The organization set up a medical fund, to which players from all 32 Major League Baseball teams donated. B.A.T. also bought insurance for the family, made the mortgage payment for their Fairfield Twp. home, sent a monthly allowance for spending on whatever they needed and, once Ricky started flying to the MD Anderson Cancer Center in Houston for monthly treatments, took care of all travel costs.
“I remember him donating to B.A.T. when he was playing, but at the time I had no idea what it was,” Tracey said. “It’s really an amazing organization, and it’s for anyone in the baseball family at all. Office staff, grounds crew, if you’re affiliated with baseball in any way, they will help you.”
Brain surgery removed 90 percent of the tumor, known as anaplastic oligodendroglioma, and radiation and chemo treatments over the next 14 months took care of the remaining 10 percent.
The tumor and seizure also affected Ricky’s memory and speech, resulting in a condition known as aphasia, where he knows what he wants to say but just can’t get the words to come out.
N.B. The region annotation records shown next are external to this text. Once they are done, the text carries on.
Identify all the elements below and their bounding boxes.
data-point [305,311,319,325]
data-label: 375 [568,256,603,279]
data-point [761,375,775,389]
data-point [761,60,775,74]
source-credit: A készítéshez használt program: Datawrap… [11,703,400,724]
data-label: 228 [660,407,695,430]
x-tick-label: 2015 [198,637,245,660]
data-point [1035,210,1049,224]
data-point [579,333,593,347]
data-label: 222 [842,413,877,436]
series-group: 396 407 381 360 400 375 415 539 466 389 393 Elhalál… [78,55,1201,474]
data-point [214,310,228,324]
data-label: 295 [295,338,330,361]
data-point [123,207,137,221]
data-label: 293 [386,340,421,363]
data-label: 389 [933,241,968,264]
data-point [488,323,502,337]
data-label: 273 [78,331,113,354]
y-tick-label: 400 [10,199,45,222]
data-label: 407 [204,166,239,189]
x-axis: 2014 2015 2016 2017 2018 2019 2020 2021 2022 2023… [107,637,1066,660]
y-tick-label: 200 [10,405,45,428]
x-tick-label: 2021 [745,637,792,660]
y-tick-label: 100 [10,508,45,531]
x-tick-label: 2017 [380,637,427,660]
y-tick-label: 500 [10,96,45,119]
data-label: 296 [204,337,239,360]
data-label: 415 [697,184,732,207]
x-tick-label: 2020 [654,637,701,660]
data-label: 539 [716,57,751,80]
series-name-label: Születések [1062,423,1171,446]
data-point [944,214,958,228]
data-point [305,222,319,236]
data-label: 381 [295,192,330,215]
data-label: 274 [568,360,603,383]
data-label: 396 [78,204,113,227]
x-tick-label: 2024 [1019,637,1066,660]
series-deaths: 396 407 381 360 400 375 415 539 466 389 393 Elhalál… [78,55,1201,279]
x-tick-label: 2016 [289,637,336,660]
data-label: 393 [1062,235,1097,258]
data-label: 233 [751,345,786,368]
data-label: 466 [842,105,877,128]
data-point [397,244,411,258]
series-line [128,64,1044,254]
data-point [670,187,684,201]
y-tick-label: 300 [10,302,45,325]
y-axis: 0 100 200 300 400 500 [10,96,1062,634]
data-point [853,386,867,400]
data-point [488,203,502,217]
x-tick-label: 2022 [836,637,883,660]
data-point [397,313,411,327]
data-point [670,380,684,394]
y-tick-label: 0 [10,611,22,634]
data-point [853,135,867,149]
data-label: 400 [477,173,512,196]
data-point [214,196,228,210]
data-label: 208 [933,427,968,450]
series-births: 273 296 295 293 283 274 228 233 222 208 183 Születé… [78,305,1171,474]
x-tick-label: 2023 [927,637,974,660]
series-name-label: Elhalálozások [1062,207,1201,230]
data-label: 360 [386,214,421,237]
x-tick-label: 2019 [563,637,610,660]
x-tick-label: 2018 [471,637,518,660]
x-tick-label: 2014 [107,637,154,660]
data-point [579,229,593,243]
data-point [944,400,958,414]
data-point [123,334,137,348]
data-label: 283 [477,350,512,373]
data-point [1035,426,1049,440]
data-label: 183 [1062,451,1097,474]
And he wasn’t allowed to drive for six months, which really made things rough with Tracey teaching prekindergarten three mornings a week and going to class to earn her master’s degree two nights a week. Plus, there were the speech therapy classes three days a week and three-day trips to Houston every other month.
“It was mass chaos,” Tracey said. “Without his parents and my mom and my niece and everybody pitching in and helping out with the kids, I don’t know what we would have done.”
Ricky is driving again. He’s also talking, remembering and laughing. He’s not 100 percent back to where he was, and he may never be. But he’s OK with that.
While he loved playing professional baseball, where he tied a MLB record for most appearances by a rookie pitcher (78) in 2002, these days he’d much rather toss pitches to Riley or watch Lily’s gymnastic meets.
“Baseball will always be a part of me, but I don’t miss it,” he said. “I like to read the Bible and spend time with my family. That’s the most important thing, because without them, I don’t have anything.”